Systematics in lensing reconstruction: Dark matter rings in the sky?

TL;DR

This paper investigates the limitations of non-parametric lensing reconstruction methods, demonstrating how overfitting can produce artificial ring-like dark matter structures, with implications for interpreting observed rings in galaxy clusters.

Contribution

The study highlights how non-parametric lensing methods can generate spurious ring structures due to overfitting, affecting the interpretation of dark matter distributions in clusters.

Findings

Overfitting can produce artificial ring-like features in reconstructed maps.

Systematic effects in inversion algorithms can mimic real dark matter rings.

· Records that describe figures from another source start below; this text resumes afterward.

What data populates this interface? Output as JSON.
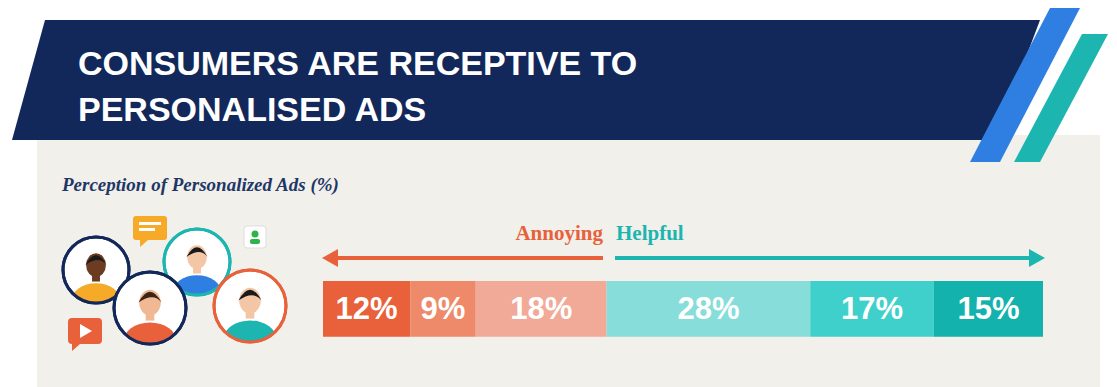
{
  "chart_data": {
    "type": "bar",
    "orientation": "horizontal",
    "stacked": true,
    "title": "CONSUMERS ARE RECEPTIVE TO PERSONALISED ADS",
    "subtitle": "Perception of Personalized Ads (%)",
    "annotations": [
      "Annoying",
      "Helpful"
    ],
    "values": [
      12,
      9,
      18,
      28,
      17,
      15
    ],
    "value_labels": [
      "12%",
      "9%",
      "18%",
      "28%",
      "17%",
      "15%"
    ],
    "colors": [
      "#e8613a",
      "#ee8a6a",
      "#f1a998",
      "#86ddd9",
      "#40d0cb",
      "#14b2ad"
    ],
    "xlim": [
      0,
      99
    ],
    "data_labels": true,
    "tick_labels": false
  }
}
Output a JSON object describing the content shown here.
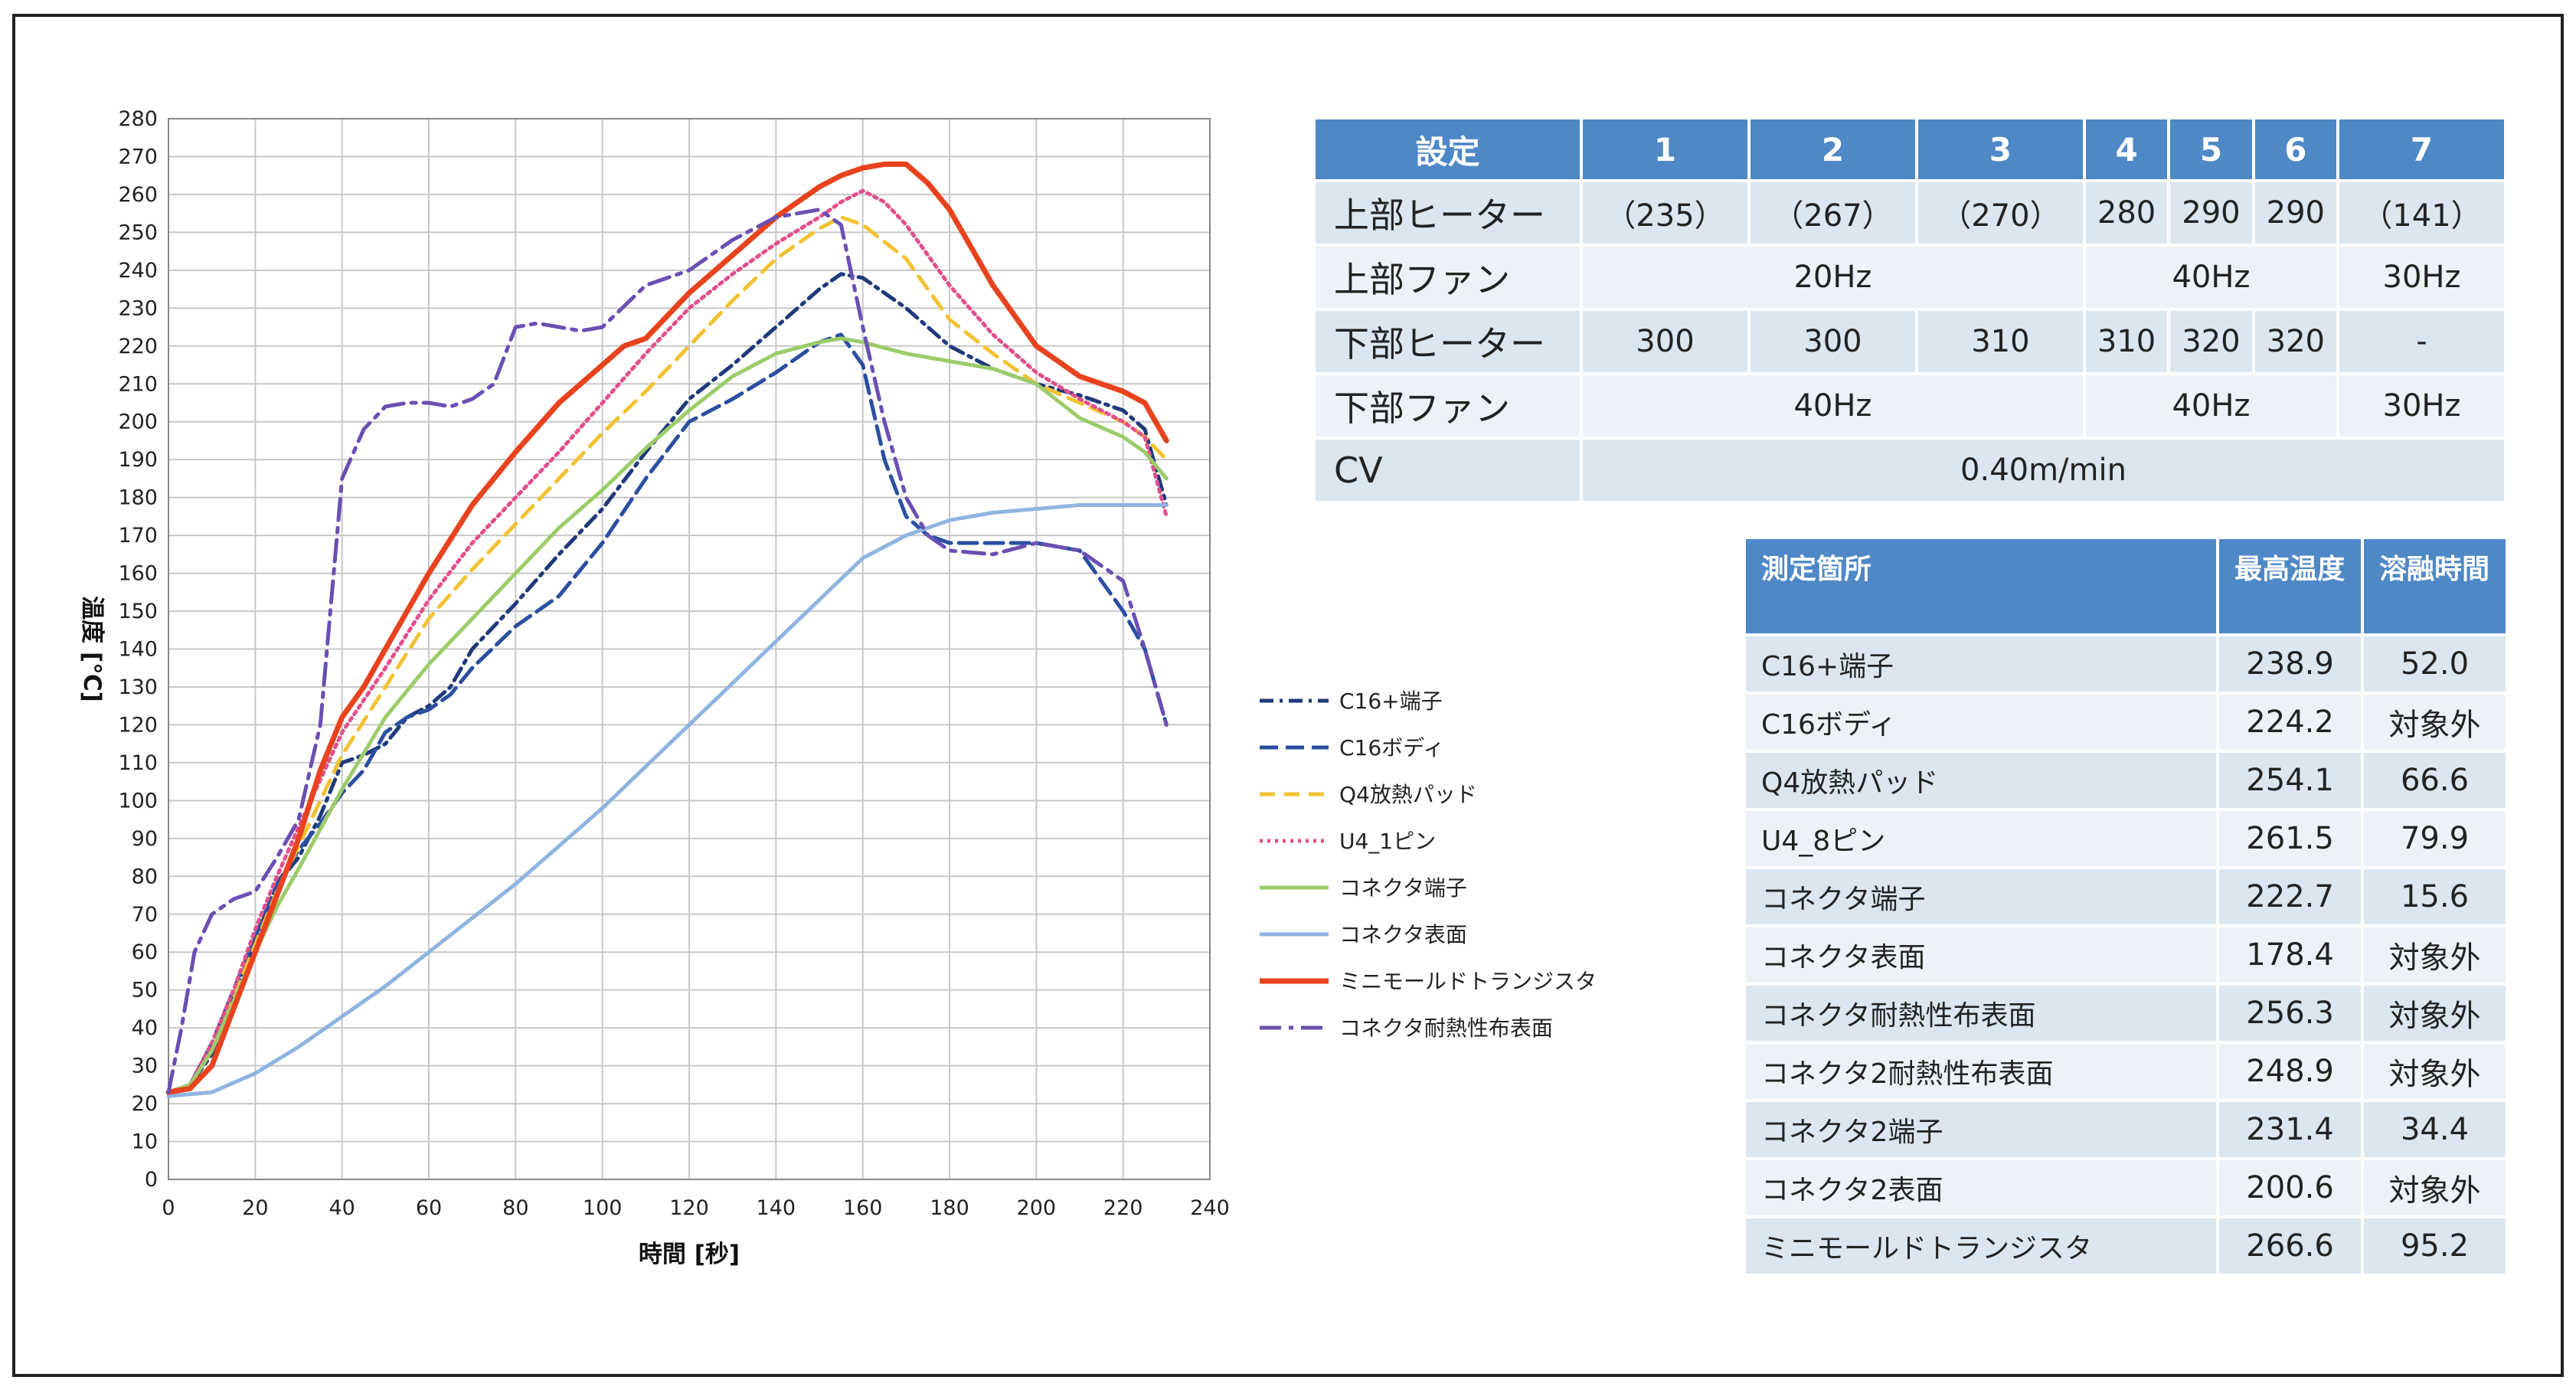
{
  "chart_data": {
    "type": "line",
    "xlabel": "時間 [秒]",
    "ylabel": "温度 [℃]",
    "xlim": [
      0,
      240
    ],
    "ylim": [
      0,
      280
    ],
    "xticks": [
      0,
      20,
      40,
      60,
      80,
      100,
      120,
      140,
      160,
      180,
      200,
      220,
      240
    ],
    "yticks": [
      0,
      10,
      20,
      30,
      40,
      50,
      60,
      70,
      80,
      90,
      100,
      110,
      120,
      130,
      140,
      150,
      160,
      170,
      180,
      190,
      200,
      210,
      220,
      230,
      240,
      250,
      260,
      270,
      280
    ],
    "grid": true,
    "legend_position": "right",
    "series": [
      {
        "name": "C16+端子",
        "color": "#1f3a7a",
        "dash": "18,8,4,8",
        "x": [
          0,
          5,
          10,
          15,
          20,
          25,
          30,
          35,
          40,
          45,
          50,
          55,
          60,
          65,
          70,
          80,
          90,
          100,
          110,
          120,
          130,
          140,
          150,
          155,
          160,
          170,
          180,
          190,
          200,
          210,
          220,
          225,
          230
        ],
        "y": [
          23,
          25,
          33,
          48,
          63,
          78,
          85,
          96,
          110,
          112,
          115,
          122,
          125,
          130,
          140,
          152,
          165,
          177,
          192,
          206,
          215,
          225,
          235,
          239,
          238,
          230,
          220,
          214,
          210,
          207,
          203,
          198,
          178
        ]
      },
      {
        "name": "C16ボディ",
        "color": "#2a4fa0",
        "dash": "24,10",
        "x": [
          0,
          5,
          10,
          15,
          20,
          25,
          30,
          35,
          40,
          45,
          50,
          55,
          60,
          65,
          70,
          80,
          90,
          100,
          110,
          120,
          130,
          140,
          150,
          155,
          160,
          165,
          170,
          175,
          180,
          190,
          200,
          210,
          220,
          225,
          230
        ],
        "y": [
          23,
          25,
          36,
          50,
          64,
          78,
          87,
          94,
          102,
          108,
          118,
          122,
          124,
          128,
          135,
          146,
          154,
          168,
          185,
          200,
          206,
          213,
          221,
          223,
          215,
          190,
          175,
          170,
          168,
          168,
          168,
          166,
          150,
          140,
          120
        ]
      },
      {
        "name": "Q4放熱パッド",
        "color": "#f2c232",
        "dash": "20,12",
        "x": [
          0,
          5,
          10,
          15,
          20,
          25,
          30,
          40,
          50,
          60,
          70,
          80,
          90,
          100,
          110,
          120,
          130,
          140,
          150,
          155,
          160,
          170,
          180,
          190,
          200,
          210,
          220,
          225,
          230
        ],
        "y": [
          23,
          25,
          34,
          48,
          62,
          76,
          88,
          112,
          130,
          148,
          161,
          173,
          185,
          197,
          208,
          220,
          232,
          243,
          251,
          254,
          252,
          243,
          227,
          218,
          210,
          205,
          200,
          196,
          190
        ]
      },
      {
        "name": "U4_1ピン",
        "color": "#e0508c",
        "dash": "4,6",
        "x": [
          0,
          5,
          10,
          15,
          20,
          25,
          30,
          40,
          50,
          60,
          70,
          80,
          90,
          100,
          110,
          120,
          130,
          140,
          150,
          155,
          160,
          165,
          170,
          180,
          190,
          200,
          210,
          220,
          225,
          230
        ],
        "y": [
          23,
          25,
          36,
          50,
          66,
          80,
          93,
          118,
          135,
          153,
          168,
          180,
          192,
          205,
          218,
          230,
          239,
          247,
          254,
          258,
          261,
          258,
          252,
          236,
          223,
          213,
          206,
          200,
          196,
          175
        ]
      },
      {
        "name": "コネクタ端子",
        "color": "#9ccc6a",
        "dash": "",
        "x": [
          0,
          5,
          10,
          15,
          20,
          25,
          30,
          40,
          50,
          60,
          70,
          80,
          90,
          100,
          110,
          120,
          130,
          140,
          150,
          155,
          160,
          170,
          180,
          190,
          200,
          210,
          220,
          225,
          230
        ],
        "y": [
          23,
          25,
          34,
          47,
          60,
          72,
          82,
          103,
          122,
          136,
          148,
          160,
          172,
          182,
          193,
          203,
          212,
          218,
          221,
          222,
          221,
          218,
          216,
          214,
          210,
          201,
          196,
          192,
          185
        ]
      },
      {
        "name": "コネクタ表面",
        "color": "#8fb4e0",
        "dash": "",
        "x": [
          0,
          10,
          20,
          30,
          40,
          50,
          60,
          70,
          80,
          90,
          100,
          110,
          120,
          130,
          140,
          150,
          160,
          170,
          180,
          190,
          200,
          210,
          220,
          230
        ],
        "y": [
          22,
          23,
          28,
          35,
          43,
          51,
          60,
          69,
          78,
          88,
          98,
          109,
          120,
          131,
          142,
          153,
          164,
          170,
          174,
          176,
          177,
          178,
          178,
          178
        ]
      },
      {
        "name": "ミニモールドトランジスタ",
        "color": "#e8431e",
        "dash": "",
        "x": [
          0,
          5,
          10,
          15,
          20,
          25,
          30,
          35,
          40,
          45,
          50,
          60,
          70,
          80,
          90,
          100,
          105,
          110,
          120,
          130,
          140,
          150,
          155,
          160,
          165,
          170,
          175,
          180,
          190,
          200,
          210,
          220,
          225,
          230
        ],
        "y": [
          23,
          24,
          30,
          45,
          60,
          75,
          90,
          108,
          122,
          130,
          140,
          160,
          178,
          192,
          205,
          215,
          220,
          222,
          234,
          244,
          254,
          262,
          265,
          267,
          268,
          268,
          263,
          256,
          236,
          220,
          212,
          208,
          205,
          195
        ]
      },
      {
        "name": "コネクタ耐熱性布表面",
        "color": "#6a4fb3",
        "dash": "28,10,6,10",
        "x": [
          0,
          3,
          6,
          10,
          15,
          20,
          25,
          30,
          35,
          40,
          45,
          50,
          55,
          60,
          65,
          70,
          75,
          80,
          85,
          90,
          95,
          100,
          110,
          120,
          130,
          140,
          150,
          155,
          160,
          165,
          170,
          175,
          180,
          190,
          200,
          210,
          220,
          225,
          230
        ],
        "y": [
          23,
          40,
          60,
          70,
          74,
          76,
          85,
          95,
          120,
          185,
          198,
          204,
          205,
          205,
          204,
          206,
          210,
          225,
          226,
          225,
          224,
          225,
          236,
          240,
          248,
          254,
          256,
          252,
          225,
          200,
          180,
          170,
          166,
          165,
          168,
          166,
          158,
          140,
          120
        ]
      }
    ]
  },
  "settings_table": {
    "header": [
      "設定",
      "1",
      "2",
      "3",
      "4",
      "5",
      "6",
      "7"
    ],
    "rows": [
      {
        "label": "上部ヒーター",
        "cells": [
          "（235）",
          "（267）",
          "（270）",
          "280",
          "290",
          "290",
          "（141）"
        ]
      },
      {
        "label": "上部ファン",
        "group1": "20Hz",
        "group2": "40Hz",
        "last": "30Hz"
      },
      {
        "label": "下部ヒーター",
        "cells": [
          "300",
          "300",
          "310",
          "310",
          "320",
          "320",
          "-"
        ]
      },
      {
        "label": "下部ファン",
        "group1": "40Hz",
        "group2": "40Hz",
        "last": "30Hz"
      },
      {
        "label": "CV",
        "span": "0.40m/min"
      }
    ]
  },
  "measure_table": {
    "header": [
      "測定箇所",
      "最高温度",
      "溶融時間"
    ],
    "rows": [
      [
        "C16+端子",
        "238.9",
        "52.0"
      ],
      [
        "C16ボディ",
        "224.2",
        "対象外"
      ],
      [
        "Q4放熱パッド",
        "254.1",
        "66.6"
      ],
      [
        "U4_8ピン",
        "261.5",
        "79.9"
      ],
      [
        "コネクタ端子",
        "222.7",
        "15.6"
      ],
      [
        "コネクタ表面",
        "178.4",
        "対象外"
      ],
      [
        "コネクタ耐熱性布表面",
        "256.3",
        "対象外"
      ],
      [
        "コネクタ2耐熱性布表面",
        "248.9",
        "対象外"
      ],
      [
        "コネクタ2端子",
        "231.4",
        "34.4"
      ],
      [
        "コネクタ2表面",
        "200.6",
        "対象外"
      ],
      [
        "ミニモールドトランジスタ",
        "266.6",
        "95.2"
      ]
    ]
  }
}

Mock data tests reveal limitations of current non-parametric methods.

Abstract

Non-parametric lensing methods are a useful way of reconstructing the lensing mass of a cluster without making assumptions about the way the mass is distributed in the cluster. These methods are particularly powerful in the case of galaxy clusters with a large number of constraints. The advantage of not assuming implicitly that the luminous matter follows the dark matter is particularly interesting in those cases where the cluster is in a non-relaxed dynamical state. On the other hand, non-parametric methods have several limitations that should be taken into account carefully. We explore some of these limitations and focus on their implications for the possible ring of dark matter around the galaxy cluster CL0024+17. We project three background galaxies through a mock cluster of known radial profile density and obtain a map for the arcs ($\theta$ map). We also calculate the shear field associated with the mock cluster across the whole field of view (3.3 arcmin). Combining the positions of the arcs and the two-direction shear, we perform an inversion of the lens equation using two separate methods, the biconjugate gradient, and the quadratic programming (QADP) to reconstruct the convergence map of the mock cluster. We explore the space of the solutions of the convergence map and compare the radial density profiles to the density profile of the mock cluster. When the inversion matrix algorithms are forced to find the exact solution, we encounter systematic effects resembling ring structures, that clearly depart from the original convergence map. Overfitting lensing data with a non-parametric method can produce ring-like structures similar to the alleged one in CL0024.